A new study shows how women who do binge drinking run a risk of birth defects known as fetal alcohol syndrome (FAS) that leads to growth retardation, head and face abnormalities and neurological problems.
Till date, it was believed that FAS also caused heart problems in just over half of those with this condition but it remained largely a mystery as to how.
To unlock this mystery, a team led by an Indian-American researcher Ganga Karunamuni at Case Western University in Cleveland, Ohio, studied heart formation in quail embryos, whose heart development is very similar to that of humans.
They looked both at how alcohol changed the function of the developing hearts as well as their structure.

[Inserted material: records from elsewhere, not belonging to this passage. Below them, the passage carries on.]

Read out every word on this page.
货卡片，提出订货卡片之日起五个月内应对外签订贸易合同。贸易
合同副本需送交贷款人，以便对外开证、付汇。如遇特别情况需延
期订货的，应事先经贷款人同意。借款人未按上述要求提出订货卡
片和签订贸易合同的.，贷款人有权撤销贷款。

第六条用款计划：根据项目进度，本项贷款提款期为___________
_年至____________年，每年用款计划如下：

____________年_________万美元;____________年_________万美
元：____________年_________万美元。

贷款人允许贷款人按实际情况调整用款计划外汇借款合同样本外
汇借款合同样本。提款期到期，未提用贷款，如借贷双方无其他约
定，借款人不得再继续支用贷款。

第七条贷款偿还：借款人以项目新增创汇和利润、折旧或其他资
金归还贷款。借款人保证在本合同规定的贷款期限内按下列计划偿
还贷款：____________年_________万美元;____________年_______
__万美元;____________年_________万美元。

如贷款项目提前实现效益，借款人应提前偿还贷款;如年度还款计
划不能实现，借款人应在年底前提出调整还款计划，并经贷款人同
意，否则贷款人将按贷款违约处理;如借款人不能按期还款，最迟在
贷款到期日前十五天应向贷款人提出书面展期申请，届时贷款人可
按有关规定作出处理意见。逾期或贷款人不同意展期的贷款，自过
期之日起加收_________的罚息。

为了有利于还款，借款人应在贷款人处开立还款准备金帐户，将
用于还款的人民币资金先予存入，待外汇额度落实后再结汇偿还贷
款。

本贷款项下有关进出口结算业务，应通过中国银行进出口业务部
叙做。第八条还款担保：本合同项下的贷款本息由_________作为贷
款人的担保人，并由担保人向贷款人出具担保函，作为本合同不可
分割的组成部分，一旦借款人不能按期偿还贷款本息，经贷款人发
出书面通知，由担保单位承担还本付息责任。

The researchers found that significant changes in heart function appeared to come well before changes in structure that are hallmarks of the well-known FAS heart anomalies.
These changes in function might be the cause of the structural problems that arise later by exerting forces on the heart that change its development, suggested the study published in the American Journal of Physiology - Heart and Circulatory Physiology.
The researchers found that hearts of embryos exposed to alcohol had dramatic defects close to hatching, including thinner walls separating the heart's four chambers and damaged valves. Long before these defects formed, the researchers saw significant differences in heart blood flow between embryos that weren't exposed to alcohol and those that were.
In those whose shells weren't injected with alcohol, a small portion of the blood flowed backward through the heart circuit after each beat. In those exposed to alcohol, a much larger portion of blood flowed backward in the circuit. These malfunctioning hearts had smaller "cardiac cushions" - collections of cells that later become chamber walls and valves-compared to unexposed hearts, the study observed.
The authors suggested that this improper function may itself steer developing hearts in the wrong direction during development, setting the stage for larger defects to arise.